- Mouka Location in Central African Republic
- Coordinates: 7°17′21″N 21°53′10″E﻿ / ﻿7.28917°N 21.88611°E
- Country: Central African Republic
- Prefecture: Haute-Kotto
- Sub-prefecture: Bria
- Commune: Samba-Boungou

= Mouka =

Village in Haute-Kotto, Central African Republic

Mouka is a village situated in Haute-Kotto Prefecture, Central African Republic.

== History ==
UFDR captured Mouka on 30 October 2006. FACA recaptured the village on 29 November 2006. A clash between UFDR and CPJP occurred in Mouka on 25 June 2011 and casualties were reported on both side.

LRA attacked Mouka on 13 June 2013, and they met heavy resistance from the villagers. Casualties were reported on both sides, in which 16 people were killed while LRA lost its four fighters. LRA also burned 15 houses. As a result, the villagers fled Mouka.
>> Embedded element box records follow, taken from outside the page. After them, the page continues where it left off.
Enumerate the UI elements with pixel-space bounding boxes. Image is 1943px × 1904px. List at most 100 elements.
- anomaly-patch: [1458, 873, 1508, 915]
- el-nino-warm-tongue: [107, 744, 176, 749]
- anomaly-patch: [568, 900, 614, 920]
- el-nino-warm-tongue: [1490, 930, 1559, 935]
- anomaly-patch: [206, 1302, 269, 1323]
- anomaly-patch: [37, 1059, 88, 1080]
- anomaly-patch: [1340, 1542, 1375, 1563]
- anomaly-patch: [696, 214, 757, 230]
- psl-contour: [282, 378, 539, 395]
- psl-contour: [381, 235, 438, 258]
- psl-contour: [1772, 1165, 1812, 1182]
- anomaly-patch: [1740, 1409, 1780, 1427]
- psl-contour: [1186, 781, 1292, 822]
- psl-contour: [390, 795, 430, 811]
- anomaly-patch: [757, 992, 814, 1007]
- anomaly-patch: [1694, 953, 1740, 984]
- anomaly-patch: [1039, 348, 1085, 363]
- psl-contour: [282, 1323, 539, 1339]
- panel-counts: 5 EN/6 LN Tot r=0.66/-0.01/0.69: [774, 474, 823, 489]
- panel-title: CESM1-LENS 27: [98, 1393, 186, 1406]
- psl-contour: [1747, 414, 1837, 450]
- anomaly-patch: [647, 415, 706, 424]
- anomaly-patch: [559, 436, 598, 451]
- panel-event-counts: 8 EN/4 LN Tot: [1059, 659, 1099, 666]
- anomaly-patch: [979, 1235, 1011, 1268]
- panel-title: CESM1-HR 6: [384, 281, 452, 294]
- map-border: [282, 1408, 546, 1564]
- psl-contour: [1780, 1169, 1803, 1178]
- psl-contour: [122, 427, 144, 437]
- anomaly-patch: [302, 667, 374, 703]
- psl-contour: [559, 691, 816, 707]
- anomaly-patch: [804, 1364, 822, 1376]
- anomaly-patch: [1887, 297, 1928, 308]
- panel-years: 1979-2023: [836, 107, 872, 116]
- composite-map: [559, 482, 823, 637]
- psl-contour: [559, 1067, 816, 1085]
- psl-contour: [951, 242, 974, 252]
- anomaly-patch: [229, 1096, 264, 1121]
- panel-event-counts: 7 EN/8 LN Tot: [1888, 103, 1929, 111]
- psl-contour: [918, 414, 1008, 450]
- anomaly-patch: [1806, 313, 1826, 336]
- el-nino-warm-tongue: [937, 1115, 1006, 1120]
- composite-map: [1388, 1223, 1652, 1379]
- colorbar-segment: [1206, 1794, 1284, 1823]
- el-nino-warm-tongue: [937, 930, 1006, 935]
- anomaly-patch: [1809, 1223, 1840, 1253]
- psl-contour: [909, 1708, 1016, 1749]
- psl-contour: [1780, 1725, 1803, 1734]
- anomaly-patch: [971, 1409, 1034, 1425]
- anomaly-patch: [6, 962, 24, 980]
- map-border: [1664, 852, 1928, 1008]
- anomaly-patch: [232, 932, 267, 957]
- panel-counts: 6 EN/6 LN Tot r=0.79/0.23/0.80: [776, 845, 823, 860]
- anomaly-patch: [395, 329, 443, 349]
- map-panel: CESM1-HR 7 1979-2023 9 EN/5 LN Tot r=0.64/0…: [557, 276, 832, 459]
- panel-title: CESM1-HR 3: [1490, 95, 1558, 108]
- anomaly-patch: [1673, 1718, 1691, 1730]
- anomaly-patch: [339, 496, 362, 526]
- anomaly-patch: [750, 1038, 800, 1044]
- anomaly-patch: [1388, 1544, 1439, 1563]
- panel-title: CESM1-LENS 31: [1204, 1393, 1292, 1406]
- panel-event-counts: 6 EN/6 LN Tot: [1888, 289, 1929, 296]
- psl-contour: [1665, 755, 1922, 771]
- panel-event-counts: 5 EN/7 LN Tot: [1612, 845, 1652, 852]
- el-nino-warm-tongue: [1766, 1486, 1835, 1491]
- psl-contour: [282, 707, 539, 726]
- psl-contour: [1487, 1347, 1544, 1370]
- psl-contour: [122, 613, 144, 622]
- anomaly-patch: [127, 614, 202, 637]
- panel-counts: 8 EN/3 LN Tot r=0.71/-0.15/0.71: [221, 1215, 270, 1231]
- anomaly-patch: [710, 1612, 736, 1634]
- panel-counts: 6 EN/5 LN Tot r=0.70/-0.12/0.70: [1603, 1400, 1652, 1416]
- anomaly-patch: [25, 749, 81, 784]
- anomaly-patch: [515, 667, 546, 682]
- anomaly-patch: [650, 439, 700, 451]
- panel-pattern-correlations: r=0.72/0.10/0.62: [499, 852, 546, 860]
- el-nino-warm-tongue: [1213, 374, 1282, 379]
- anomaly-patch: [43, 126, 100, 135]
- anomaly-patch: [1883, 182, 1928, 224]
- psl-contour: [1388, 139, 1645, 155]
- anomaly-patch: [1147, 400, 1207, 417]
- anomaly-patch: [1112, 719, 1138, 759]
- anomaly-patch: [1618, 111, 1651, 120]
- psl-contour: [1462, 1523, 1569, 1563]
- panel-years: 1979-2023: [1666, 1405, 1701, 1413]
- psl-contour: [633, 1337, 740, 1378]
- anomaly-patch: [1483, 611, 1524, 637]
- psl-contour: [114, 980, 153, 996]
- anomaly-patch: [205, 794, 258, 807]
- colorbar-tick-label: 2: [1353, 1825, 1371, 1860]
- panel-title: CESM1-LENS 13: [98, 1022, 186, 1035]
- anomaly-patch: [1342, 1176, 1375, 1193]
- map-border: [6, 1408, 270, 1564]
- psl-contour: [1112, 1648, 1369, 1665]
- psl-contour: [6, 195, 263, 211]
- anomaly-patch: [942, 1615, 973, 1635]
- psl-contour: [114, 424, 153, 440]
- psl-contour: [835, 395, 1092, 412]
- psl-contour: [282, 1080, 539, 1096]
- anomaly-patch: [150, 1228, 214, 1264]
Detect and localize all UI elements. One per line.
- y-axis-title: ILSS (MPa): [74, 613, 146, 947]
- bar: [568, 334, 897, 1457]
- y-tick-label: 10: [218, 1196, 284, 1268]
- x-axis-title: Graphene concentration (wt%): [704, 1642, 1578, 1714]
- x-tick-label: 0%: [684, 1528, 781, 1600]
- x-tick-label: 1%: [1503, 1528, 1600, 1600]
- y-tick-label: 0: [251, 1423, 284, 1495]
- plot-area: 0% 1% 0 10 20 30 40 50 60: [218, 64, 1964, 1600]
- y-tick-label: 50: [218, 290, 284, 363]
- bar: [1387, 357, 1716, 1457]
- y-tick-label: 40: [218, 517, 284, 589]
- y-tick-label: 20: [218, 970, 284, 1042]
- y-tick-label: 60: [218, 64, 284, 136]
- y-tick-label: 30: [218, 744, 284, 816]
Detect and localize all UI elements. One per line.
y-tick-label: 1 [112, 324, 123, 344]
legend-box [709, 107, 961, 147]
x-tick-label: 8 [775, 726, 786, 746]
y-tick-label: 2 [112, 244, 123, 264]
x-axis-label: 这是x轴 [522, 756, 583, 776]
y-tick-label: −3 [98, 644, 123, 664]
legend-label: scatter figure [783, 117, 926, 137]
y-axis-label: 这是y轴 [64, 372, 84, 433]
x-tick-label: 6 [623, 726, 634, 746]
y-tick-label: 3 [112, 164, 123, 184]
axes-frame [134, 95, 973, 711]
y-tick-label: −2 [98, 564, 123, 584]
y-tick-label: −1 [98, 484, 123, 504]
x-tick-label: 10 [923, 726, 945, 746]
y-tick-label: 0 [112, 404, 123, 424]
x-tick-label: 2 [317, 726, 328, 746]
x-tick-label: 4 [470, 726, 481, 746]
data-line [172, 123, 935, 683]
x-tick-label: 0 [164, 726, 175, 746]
Wagner forces visited Mouka on 9 February 2022 and opened fire towards people as they arrived. Twenty-five people were killed. The villagers panicked, and they fled to the forest. House burnings and looting committed by Wagner were happened.

FACA and MINUSCA forces captured Mouka from an armed group in the last week of May 2024.

== Education ==
There is a school in the village.

== Healthcare ==
The village does not have any health center.